Prótese trocantérica: cirurgia moderna devolve mobilidade e qualidade de vida a pacientes com artrose do quadril

A degeneração da articulação do quadril é uma das principais causas de dor e limitação funcional em adultos e idosos. Com o avanço da artrose, atividades simples como caminhar, subir escadas, sentar ou até dormir tornam-se difíceis devido ao desgaste da cartilagem e ao atrito entre os ossos. Quando o tratamento conservador, com medicamentos, fisioterapia e mudanças no estilo de vida, deixa de proporcionar alívio, a cirurgia de substituição da articulação passa a ser uma das alternativas mais eficazes.
Popularmente conhecida por muitas pessoas como “prótese trocantérica”, o procedimento é, na realidade, a artroplastia do quadril, na qual a articulação comprometida é substituída por componentes protéticos de alta tecnologia. Durante a cirurgia, a região próxima ao trocânter maior é utilizada como referência anatômica e acesso cirúrgico em algumas técnicas, o que faz com que o termo seja frequentemente utilizado pelo público. O objetivo é eliminar a dor, restaurar os movimentos e permitir que o paciente retome suas atividades com segurança.
Nas últimas décadas, a cirurgia evoluiu significativamente. Os implantes tornaram-se mais resistentes, com materiais como titânio, cerâmica e polietileno de alta durabilidade, enquanto as técnicas cirúrgicas passaram a ser menos invasivas, reduzindo o trauma aos tecidos e acelerando a recuperação. Atualmente, a artroplastia do quadril é realizada em hospitais de todo o mundo, com elevados índices de sucesso e satisfação dos pacientes.
Entre os principais benefícios da prótese estão a redução ou desaparecimento da dor, o ganho de mobilidade, a melhora da capacidade para caminhar, o retorno às atividades diárias e um aumento expressivo da qualidade de vida. Muitos pacientes voltam a realizar exercícios físicos, viagens e outras atividades que haviam abandonado devido às limitações provocadas pela artrose.

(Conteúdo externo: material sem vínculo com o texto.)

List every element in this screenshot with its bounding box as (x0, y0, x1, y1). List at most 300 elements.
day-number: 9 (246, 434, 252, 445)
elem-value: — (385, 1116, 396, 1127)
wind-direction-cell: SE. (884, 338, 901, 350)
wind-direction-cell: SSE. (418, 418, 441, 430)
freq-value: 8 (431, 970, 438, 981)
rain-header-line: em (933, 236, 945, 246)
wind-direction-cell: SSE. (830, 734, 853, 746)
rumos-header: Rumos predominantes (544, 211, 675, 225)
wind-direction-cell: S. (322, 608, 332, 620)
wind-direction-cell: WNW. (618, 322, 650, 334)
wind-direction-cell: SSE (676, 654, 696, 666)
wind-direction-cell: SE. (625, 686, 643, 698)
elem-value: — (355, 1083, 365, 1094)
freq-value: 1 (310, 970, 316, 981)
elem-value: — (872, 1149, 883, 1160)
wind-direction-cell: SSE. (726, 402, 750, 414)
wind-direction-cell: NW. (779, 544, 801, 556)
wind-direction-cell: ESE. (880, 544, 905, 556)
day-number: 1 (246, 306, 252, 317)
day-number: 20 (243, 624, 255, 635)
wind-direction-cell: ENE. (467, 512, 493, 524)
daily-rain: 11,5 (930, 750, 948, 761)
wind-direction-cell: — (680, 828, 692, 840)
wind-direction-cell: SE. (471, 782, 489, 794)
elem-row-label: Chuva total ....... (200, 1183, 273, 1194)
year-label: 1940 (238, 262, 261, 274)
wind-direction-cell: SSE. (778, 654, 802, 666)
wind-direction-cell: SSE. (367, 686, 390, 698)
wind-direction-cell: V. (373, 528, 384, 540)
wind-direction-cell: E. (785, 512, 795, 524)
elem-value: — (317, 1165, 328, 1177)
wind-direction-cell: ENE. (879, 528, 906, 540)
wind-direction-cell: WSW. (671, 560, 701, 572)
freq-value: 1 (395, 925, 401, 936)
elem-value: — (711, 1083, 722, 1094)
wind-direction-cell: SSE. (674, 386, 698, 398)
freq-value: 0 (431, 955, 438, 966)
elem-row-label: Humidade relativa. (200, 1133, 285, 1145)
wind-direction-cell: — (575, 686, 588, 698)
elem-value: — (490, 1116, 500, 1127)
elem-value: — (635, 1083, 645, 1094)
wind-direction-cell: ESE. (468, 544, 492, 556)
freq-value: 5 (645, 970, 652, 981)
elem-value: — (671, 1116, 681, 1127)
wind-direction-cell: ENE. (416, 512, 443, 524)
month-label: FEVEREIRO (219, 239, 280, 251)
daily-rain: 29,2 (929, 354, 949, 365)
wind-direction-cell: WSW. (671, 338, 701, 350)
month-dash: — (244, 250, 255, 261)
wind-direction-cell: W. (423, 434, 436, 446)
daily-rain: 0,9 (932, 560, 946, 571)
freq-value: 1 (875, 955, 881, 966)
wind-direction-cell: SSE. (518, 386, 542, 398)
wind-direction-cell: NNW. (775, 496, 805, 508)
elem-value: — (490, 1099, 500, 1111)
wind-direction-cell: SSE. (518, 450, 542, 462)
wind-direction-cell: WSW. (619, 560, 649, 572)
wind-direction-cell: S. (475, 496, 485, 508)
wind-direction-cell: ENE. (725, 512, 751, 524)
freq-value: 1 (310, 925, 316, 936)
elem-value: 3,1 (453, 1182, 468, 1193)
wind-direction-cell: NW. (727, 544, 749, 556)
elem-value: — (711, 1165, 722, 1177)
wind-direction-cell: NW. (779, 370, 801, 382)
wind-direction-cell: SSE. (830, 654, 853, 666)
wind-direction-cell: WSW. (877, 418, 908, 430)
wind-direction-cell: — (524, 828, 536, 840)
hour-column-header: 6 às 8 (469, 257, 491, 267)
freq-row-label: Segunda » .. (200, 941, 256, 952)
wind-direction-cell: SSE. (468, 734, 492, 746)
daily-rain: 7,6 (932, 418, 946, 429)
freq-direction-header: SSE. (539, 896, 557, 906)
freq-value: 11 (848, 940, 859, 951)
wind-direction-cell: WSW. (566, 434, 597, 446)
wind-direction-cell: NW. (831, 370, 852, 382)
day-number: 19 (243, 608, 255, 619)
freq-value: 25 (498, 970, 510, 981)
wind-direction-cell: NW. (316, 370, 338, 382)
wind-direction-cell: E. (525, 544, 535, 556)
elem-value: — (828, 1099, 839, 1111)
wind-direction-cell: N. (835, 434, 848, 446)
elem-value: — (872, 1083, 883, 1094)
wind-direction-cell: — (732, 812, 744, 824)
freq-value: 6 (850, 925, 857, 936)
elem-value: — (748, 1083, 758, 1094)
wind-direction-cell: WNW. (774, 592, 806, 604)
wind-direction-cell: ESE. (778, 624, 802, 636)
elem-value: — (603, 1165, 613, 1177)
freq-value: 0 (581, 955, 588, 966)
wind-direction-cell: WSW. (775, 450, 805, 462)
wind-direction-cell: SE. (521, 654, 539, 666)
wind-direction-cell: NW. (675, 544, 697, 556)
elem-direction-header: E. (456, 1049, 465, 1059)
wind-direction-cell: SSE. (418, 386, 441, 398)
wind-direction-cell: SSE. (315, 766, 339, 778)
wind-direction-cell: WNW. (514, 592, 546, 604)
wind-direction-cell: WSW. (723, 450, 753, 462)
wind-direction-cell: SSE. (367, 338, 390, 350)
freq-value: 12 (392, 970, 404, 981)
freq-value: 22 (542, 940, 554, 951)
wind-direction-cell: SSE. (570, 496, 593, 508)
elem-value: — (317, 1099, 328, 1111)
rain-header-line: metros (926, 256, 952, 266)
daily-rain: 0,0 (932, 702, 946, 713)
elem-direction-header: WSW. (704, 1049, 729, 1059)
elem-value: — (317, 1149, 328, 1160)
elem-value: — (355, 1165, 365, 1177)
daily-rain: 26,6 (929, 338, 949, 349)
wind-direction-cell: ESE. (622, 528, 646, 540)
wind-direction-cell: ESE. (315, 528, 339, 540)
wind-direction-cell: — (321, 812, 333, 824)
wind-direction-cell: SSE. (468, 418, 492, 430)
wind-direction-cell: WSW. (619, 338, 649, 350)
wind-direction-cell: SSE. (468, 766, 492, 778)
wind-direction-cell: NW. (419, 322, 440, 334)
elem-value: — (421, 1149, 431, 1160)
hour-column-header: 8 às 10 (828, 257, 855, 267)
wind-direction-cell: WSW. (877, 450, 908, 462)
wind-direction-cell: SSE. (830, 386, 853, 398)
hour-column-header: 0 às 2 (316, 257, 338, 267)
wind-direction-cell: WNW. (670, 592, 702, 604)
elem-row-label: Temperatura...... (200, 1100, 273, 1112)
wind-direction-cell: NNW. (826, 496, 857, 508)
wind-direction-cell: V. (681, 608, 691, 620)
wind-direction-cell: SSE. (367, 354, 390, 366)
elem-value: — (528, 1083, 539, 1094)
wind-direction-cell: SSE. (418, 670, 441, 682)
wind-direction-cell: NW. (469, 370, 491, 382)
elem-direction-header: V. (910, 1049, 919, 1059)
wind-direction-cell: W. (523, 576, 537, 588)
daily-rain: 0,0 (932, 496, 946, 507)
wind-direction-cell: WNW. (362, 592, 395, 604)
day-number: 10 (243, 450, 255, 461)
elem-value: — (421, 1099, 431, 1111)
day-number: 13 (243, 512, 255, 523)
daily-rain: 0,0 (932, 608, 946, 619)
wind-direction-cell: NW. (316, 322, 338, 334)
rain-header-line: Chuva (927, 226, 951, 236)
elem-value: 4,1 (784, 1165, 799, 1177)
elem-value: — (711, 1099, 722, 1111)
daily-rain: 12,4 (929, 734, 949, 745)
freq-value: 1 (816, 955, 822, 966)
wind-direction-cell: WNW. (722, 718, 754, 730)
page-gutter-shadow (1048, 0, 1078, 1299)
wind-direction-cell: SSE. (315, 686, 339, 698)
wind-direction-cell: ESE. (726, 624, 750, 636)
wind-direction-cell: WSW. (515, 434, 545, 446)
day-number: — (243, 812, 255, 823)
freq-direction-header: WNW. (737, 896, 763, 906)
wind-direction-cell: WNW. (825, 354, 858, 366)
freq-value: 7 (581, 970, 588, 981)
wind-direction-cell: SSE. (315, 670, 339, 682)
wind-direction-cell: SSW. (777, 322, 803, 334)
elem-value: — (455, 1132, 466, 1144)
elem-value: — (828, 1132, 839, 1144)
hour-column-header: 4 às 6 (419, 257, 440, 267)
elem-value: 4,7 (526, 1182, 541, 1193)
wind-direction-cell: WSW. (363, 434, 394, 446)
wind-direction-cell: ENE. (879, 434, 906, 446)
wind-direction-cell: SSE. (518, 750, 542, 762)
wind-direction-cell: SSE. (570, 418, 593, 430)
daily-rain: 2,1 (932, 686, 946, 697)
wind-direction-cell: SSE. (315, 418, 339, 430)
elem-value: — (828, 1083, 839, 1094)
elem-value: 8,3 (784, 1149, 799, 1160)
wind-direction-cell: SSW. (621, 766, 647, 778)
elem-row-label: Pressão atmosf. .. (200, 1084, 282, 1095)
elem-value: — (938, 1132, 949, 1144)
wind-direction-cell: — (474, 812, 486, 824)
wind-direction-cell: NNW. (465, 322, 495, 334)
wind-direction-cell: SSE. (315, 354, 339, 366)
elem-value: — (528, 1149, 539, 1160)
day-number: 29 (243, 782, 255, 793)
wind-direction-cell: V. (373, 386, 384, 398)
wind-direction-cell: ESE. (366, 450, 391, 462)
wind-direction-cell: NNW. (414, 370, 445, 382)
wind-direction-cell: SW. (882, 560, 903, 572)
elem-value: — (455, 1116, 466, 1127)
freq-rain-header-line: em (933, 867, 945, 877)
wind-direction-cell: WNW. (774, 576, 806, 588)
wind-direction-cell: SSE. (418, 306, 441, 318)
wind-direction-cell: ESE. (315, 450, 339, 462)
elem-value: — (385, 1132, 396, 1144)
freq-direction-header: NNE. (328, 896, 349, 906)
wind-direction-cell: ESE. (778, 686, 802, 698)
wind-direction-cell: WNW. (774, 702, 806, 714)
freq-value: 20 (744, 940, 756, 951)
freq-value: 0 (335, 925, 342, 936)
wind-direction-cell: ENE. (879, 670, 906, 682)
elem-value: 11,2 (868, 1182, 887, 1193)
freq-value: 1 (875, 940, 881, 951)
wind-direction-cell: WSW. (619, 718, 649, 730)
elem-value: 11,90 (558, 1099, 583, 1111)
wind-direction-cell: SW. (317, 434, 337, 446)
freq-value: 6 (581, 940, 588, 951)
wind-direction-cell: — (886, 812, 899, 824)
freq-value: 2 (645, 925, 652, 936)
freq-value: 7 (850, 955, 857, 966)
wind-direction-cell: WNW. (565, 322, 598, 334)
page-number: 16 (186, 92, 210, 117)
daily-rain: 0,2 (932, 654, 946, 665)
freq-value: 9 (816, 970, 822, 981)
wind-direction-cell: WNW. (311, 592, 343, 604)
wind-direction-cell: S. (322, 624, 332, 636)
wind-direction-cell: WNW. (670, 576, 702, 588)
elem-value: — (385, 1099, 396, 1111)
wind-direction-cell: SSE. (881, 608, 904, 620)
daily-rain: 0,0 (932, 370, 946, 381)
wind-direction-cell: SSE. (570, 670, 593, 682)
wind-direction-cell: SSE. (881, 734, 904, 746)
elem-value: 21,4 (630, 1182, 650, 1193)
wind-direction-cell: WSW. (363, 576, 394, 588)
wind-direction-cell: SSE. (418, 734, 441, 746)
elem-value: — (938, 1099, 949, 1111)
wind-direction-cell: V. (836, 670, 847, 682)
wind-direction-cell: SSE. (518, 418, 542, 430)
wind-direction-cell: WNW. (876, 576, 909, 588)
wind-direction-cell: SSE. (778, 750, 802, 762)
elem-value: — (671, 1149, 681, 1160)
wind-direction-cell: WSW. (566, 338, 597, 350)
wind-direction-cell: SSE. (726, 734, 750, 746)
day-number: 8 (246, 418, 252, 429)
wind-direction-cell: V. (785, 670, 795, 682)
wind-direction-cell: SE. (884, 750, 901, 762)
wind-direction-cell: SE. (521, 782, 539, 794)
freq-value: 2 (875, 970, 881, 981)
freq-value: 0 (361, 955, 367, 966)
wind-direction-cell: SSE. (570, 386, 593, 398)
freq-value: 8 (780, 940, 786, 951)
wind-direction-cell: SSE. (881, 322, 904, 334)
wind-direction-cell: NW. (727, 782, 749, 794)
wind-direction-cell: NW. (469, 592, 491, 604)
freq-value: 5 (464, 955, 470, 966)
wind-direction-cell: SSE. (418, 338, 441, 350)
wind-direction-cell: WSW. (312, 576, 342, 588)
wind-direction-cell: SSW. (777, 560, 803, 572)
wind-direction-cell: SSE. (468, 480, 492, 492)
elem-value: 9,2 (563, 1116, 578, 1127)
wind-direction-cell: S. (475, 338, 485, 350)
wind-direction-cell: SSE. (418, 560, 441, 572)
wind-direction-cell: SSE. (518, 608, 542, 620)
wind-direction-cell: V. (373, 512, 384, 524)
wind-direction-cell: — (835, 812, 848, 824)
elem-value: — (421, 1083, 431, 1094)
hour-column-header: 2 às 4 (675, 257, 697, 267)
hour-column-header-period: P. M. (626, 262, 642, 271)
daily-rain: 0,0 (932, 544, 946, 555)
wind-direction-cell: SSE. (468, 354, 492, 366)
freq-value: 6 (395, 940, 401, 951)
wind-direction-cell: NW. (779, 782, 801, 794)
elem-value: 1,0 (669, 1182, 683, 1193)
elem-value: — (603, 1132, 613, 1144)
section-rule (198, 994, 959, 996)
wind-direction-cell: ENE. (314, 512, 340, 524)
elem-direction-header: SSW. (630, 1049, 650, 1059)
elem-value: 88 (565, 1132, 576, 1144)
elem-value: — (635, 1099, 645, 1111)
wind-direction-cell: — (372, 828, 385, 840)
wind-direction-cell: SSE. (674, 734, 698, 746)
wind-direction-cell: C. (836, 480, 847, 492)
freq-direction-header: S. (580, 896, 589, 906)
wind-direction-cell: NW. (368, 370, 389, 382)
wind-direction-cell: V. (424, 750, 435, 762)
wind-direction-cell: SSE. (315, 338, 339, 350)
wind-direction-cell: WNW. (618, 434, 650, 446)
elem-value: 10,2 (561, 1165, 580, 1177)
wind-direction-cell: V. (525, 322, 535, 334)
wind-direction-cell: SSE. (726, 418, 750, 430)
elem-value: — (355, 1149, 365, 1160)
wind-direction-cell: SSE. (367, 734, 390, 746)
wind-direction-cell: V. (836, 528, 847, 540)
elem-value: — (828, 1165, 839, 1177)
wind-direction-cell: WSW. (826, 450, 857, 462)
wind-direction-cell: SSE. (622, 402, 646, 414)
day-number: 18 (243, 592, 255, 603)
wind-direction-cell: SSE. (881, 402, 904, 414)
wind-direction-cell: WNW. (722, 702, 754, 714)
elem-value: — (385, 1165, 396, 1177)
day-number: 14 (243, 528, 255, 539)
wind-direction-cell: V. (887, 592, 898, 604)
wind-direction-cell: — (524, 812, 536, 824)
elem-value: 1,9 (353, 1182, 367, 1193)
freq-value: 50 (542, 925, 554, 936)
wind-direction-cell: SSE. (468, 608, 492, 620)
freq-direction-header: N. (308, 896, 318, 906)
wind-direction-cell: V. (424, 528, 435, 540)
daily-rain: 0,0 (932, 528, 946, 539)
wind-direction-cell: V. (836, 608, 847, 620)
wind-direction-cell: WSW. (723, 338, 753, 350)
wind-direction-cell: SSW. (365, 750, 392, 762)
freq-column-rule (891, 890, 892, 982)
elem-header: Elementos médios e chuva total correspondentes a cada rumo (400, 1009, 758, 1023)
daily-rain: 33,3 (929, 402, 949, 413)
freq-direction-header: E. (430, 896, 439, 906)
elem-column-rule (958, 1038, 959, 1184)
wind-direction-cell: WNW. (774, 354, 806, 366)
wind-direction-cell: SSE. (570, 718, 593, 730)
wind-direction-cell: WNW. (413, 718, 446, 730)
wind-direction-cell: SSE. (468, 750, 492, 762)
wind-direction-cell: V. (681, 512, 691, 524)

Embora seja considerada uma cirurgia de grande porte, a artroplastia do quadril é hoje um procedimento bastante seguro quando indicada corretamente e realizada por equipes experientes. O planejamento pré-operatório, a evolução da anestesia, os protocolos de prevenção de infecções e tromboses e os avanços tecnológicos contribuíram para tornar a recuperação mais rápida e reduzir significativamente as complicações.
A fisioterapia tem papel fundamental antes mesmo da cirurgia. No período pré-operatório, o fortalecimento da musculatura do quadril, dos glúteos, do abdômen e dos membros inferiores melhora o condicionamento físico, facilita o uso de dispositivos auxiliares, reduz a perda de força após a operação e favorece uma recuperação mais eficiente. Além disso, o paciente recebe orientações importantes sobre os exercícios e os cuidados que serão necessários após o procedimento.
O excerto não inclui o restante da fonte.